Sécurité, immigration : ce que Barnier veut changer - Catherine Vautrin est l'invitée des 4V du 2 octobre 2024
Audio original de l'émission.
Transcription Whisper (large-v3), avec identification des locuteurs. À recouper avec la source d'origine.
Bonjour, je suis Thomas Soto et vous écoutez des 4V, un podcast de France Télévisions. Bonne écoute. Du rendez-vous politique. Et Julien, c'est justement Catherine Vautrin, ministre du partenariat avec les territoires et de la décentralisation, qui est votre invitée ce matin. Oui, Catherine Vautrin, qui est la numéro 3 du gouvernement, c'est-à-dire l'importance de votre portefeuille, madame la ministre. Merci beaucoup d'être avec nous ce matin. Bonjour.
Merci à vous. Bonjour.
Alors, il y a eu donc ce fameux discours de déclaration de politique générale prononcée hier par le Premier ministre. Vous y étiez pour l'écouter. Il y a eu plein de sujets abordés. On va commencer, si vous voulez bien, par un sujet qui est le sujet de la sécurité, parce qu'il concerne l'ensemble des ministères, évidemment, et c'est aussi un sujet très important pour les territoires. Et puis, en plus, c'était très attendu après le meurtre de Philippines. Il y a eu une minute de silence très émouvante qui a été respectée à la demande de Yaël Braun-Pivet, la présidente, juste avant le discours.

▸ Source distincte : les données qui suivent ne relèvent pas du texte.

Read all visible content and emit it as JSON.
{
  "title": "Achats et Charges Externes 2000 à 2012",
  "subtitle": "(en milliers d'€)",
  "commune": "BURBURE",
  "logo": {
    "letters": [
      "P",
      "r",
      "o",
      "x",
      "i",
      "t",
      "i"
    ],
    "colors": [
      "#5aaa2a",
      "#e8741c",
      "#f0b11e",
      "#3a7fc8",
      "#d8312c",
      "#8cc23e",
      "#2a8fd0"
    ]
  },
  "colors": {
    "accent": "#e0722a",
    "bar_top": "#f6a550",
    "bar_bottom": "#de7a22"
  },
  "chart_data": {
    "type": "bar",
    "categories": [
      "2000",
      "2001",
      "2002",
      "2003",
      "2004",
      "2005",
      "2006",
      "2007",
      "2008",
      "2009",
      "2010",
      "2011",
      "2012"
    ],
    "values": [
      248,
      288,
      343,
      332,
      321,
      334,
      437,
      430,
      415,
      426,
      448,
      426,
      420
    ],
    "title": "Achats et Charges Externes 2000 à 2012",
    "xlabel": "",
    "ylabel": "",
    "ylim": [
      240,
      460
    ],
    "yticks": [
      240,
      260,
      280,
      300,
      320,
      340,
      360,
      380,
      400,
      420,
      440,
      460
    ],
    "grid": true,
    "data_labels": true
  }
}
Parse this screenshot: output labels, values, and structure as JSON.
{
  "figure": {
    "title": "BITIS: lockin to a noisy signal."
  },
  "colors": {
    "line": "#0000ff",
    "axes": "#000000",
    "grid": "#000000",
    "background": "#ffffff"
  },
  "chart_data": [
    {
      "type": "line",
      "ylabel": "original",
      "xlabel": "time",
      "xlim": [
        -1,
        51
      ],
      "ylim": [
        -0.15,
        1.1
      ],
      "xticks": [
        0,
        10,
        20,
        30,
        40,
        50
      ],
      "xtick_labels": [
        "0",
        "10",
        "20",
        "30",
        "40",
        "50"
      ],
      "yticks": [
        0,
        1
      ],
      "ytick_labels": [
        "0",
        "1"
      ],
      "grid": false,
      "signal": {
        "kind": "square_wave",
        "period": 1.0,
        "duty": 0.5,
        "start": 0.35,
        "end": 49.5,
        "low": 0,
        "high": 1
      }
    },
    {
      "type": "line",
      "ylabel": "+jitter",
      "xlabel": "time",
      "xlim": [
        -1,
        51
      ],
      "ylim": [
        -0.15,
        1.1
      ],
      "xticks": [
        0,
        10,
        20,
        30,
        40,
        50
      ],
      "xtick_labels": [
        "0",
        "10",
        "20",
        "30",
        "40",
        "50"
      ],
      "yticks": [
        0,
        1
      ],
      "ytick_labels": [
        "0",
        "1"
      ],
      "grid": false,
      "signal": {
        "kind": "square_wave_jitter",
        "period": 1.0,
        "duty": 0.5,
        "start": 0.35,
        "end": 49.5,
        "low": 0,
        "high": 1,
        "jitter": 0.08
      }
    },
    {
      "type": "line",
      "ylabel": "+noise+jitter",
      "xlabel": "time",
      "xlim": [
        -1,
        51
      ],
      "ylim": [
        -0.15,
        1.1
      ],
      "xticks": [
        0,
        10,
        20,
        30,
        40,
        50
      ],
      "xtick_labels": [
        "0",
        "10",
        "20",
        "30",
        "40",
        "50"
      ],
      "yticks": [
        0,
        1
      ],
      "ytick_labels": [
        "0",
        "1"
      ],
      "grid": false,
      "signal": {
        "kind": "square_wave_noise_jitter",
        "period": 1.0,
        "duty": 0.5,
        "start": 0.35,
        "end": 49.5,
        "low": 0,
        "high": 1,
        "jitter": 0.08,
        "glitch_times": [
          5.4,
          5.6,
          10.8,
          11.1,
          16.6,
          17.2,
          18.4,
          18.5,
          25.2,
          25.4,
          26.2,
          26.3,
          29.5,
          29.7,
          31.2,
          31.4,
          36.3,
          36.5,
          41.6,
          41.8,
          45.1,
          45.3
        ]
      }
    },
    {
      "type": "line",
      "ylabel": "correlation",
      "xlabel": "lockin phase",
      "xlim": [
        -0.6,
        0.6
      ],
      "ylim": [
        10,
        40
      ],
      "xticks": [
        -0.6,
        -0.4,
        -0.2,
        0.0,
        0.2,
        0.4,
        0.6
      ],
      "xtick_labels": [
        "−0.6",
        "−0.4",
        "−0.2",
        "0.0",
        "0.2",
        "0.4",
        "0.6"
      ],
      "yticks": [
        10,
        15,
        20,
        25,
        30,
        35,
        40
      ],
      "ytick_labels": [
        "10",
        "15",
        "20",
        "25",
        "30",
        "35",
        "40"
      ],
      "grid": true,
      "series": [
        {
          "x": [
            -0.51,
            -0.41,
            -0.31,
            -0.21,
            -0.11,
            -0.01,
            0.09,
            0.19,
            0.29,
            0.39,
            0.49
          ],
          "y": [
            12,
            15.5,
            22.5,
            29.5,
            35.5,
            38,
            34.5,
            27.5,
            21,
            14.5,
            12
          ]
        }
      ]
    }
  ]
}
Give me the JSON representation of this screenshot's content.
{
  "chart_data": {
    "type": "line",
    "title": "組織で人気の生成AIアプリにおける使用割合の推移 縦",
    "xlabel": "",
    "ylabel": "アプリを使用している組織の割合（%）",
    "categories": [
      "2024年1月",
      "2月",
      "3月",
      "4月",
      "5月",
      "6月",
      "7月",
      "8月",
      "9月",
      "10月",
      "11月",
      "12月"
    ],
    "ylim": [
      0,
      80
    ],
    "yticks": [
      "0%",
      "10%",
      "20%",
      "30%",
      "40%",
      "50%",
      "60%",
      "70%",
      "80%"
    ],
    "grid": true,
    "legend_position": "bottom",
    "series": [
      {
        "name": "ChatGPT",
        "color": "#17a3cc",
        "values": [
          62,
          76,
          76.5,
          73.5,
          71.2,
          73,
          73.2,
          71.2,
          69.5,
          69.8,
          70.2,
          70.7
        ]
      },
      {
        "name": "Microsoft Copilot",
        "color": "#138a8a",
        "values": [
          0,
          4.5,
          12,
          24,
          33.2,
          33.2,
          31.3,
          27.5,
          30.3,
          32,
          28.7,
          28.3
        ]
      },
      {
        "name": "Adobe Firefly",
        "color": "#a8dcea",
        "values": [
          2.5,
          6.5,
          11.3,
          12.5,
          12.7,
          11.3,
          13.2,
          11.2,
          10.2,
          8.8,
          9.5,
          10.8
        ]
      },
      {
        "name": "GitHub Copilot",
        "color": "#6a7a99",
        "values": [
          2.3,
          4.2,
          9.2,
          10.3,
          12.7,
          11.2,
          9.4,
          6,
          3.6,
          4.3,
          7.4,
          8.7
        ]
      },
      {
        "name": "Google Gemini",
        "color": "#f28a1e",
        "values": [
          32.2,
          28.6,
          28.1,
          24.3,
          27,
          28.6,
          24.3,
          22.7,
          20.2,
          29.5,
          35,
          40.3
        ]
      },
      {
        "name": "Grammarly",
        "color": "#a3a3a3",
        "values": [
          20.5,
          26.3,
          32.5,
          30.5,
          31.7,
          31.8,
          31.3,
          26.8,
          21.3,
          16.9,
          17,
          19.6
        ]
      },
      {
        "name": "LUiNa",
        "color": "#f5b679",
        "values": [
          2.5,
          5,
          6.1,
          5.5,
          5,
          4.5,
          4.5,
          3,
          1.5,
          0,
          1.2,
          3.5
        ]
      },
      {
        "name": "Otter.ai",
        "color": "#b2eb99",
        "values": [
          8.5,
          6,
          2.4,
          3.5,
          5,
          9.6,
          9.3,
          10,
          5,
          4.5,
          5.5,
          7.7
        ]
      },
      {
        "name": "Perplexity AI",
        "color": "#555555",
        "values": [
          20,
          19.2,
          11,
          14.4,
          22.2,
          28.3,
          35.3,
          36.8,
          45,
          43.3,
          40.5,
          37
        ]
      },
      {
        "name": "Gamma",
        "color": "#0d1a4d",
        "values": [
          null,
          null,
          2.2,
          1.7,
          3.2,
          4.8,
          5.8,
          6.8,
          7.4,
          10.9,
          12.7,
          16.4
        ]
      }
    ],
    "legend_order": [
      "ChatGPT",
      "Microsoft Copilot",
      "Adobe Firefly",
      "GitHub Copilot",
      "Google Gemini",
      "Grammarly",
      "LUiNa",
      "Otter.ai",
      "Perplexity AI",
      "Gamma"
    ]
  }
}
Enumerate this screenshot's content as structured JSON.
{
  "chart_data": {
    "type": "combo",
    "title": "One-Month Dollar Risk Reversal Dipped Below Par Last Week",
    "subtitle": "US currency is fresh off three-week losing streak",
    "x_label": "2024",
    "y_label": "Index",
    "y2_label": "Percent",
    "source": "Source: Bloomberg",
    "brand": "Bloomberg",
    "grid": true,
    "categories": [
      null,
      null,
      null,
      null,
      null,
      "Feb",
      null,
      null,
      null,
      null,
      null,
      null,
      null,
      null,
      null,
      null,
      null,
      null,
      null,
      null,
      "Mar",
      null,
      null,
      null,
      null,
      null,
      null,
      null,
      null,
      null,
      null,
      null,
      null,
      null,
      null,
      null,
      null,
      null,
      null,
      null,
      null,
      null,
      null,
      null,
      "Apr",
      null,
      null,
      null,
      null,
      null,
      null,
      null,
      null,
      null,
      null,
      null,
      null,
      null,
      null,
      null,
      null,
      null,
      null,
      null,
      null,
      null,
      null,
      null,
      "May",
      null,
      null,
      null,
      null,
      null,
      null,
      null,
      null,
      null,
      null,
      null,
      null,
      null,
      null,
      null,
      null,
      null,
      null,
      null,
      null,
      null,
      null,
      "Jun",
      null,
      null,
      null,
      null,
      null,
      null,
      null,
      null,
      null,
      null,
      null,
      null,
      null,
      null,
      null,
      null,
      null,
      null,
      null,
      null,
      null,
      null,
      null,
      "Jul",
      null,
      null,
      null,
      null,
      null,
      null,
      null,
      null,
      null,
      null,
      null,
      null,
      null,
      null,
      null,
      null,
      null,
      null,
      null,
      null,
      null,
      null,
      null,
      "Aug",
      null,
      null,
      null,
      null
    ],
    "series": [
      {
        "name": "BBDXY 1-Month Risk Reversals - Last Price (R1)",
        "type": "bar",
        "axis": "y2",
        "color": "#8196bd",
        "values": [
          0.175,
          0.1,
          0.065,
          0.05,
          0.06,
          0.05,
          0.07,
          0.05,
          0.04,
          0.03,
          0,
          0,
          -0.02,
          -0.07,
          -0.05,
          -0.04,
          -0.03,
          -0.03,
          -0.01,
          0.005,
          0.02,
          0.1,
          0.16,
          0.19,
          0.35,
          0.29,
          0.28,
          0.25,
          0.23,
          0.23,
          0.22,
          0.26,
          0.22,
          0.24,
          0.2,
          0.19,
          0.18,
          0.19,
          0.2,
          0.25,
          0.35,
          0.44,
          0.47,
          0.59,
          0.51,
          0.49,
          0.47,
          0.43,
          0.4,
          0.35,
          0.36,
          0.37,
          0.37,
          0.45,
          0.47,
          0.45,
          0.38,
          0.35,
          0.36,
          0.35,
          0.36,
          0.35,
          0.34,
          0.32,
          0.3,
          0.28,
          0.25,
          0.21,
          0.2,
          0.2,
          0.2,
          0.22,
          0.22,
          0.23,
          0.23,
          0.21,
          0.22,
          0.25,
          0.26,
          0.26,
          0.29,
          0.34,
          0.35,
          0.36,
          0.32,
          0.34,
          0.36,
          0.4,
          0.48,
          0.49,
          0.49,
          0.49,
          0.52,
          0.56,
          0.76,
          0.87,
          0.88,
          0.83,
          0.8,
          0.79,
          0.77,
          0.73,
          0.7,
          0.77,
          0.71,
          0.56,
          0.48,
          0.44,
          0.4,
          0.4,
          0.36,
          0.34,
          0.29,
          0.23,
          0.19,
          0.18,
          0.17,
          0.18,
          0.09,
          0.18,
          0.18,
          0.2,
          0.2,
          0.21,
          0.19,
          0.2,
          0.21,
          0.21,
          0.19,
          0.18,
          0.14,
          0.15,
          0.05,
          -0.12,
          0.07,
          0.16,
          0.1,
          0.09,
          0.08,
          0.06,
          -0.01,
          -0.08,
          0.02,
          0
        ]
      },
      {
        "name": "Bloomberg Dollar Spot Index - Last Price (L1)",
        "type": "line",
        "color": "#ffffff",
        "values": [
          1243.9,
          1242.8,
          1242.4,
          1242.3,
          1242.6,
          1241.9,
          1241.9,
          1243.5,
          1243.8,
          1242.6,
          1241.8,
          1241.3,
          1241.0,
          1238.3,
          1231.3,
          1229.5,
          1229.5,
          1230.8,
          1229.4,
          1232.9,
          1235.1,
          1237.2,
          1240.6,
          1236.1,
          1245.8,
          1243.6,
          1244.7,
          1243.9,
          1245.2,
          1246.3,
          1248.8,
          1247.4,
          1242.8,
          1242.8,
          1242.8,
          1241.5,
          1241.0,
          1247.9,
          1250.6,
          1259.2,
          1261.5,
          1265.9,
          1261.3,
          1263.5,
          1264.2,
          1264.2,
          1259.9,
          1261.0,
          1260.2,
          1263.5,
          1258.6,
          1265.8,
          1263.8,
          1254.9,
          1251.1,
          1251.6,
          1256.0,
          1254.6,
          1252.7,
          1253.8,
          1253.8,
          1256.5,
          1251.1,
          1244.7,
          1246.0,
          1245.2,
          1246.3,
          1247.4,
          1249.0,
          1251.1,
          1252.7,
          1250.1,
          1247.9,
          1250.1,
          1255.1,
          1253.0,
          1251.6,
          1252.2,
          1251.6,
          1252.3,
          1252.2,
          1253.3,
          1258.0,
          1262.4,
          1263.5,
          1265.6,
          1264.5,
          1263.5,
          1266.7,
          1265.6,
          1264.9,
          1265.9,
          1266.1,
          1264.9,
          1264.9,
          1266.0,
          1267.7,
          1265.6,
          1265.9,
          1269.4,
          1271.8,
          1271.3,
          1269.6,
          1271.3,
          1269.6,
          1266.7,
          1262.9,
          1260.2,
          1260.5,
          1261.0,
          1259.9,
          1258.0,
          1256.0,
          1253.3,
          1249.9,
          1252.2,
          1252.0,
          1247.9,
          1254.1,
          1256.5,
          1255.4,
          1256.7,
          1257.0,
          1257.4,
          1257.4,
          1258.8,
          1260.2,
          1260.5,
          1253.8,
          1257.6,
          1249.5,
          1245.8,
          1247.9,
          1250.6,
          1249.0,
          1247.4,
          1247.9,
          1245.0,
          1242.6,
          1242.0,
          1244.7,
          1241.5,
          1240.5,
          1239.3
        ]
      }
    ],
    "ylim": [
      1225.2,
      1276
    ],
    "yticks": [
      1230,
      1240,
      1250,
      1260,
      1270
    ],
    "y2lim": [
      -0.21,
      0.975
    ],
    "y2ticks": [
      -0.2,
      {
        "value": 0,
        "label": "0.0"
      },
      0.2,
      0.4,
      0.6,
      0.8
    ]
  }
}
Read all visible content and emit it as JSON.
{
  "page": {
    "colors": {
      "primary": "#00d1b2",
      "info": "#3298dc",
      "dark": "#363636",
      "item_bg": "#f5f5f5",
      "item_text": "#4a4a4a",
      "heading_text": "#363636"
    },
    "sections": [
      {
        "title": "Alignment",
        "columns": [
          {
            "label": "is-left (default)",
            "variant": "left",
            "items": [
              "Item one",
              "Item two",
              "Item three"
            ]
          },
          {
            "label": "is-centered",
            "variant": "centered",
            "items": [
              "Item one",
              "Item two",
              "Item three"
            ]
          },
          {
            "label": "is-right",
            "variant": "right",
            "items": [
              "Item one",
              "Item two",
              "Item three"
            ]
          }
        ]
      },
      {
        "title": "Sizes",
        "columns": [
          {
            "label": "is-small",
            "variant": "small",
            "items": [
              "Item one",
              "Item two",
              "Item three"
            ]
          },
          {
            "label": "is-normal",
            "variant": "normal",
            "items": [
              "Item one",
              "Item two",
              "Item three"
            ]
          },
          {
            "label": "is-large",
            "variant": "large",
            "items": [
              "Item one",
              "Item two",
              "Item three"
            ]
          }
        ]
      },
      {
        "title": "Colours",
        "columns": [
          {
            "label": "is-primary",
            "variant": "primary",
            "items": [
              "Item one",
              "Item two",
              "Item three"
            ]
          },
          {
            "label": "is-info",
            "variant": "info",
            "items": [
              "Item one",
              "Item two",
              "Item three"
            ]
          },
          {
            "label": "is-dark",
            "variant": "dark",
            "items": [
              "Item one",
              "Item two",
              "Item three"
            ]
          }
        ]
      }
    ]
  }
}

Le Premier ministre y demande, pour être concret, des peines plus courtes, mais qui seraient exécutées dans des prisons spéciales. Est-ce que, de votre point de vue, on peut mettre ça en place rapidement ? Parce que ce n'est pas du tout le système français.
Alors, je crois que ce qui est très important, tout de suite, à mettre en avant, c'est qu'effectivement, nos concitoyens le disent régulièrement. Ce qu'ils souhaitent, c'est d'abord souligner le travail de la police, de la gendarmerie, et c'est ensuite, bien évidemment, la réponse pénale. Et finalement, ce qui peut être amélioré, en tout cas, et qui peut être amélioré, avec notamment une réflexion qui a été évoquée par le Premier ministre hier, qui a été celui des prisons.
Le Premier ministre est revenu sur ce sujet, comme il est revenu sur un autre sujet, qui est celui de l'excuse de minorité, qui était un point qui a été très souvent évoqué, parce qu'évidemment, un mineur de 16 ans aujourd'hui n'a rien à voir. Vous montriez des images des années 70, rien à voir avec les années 70. Et donc, tout ça nécessite concrètement des réponses, avec derrière, bien évidemment, un accompagnement, parce que le sujet, c'est aussi comment on permet à notre société que chacun puisse vivre en liberté. C'est vraiment la sécurité, la liberté, c'est la première des libertés.
Alors, sur l'immigration, le Premier ministre veut augmenter aussi le temps de rétention. Aujourd'hui, c'est 90 jours maximum. Il veut pouvoir aller plus loin, mais sauf que pour ça, il faut descendre de rétention. Pour les prisons aussi, il faut en construire. Et dans les territoires, les élus, ils n'en veulent pas.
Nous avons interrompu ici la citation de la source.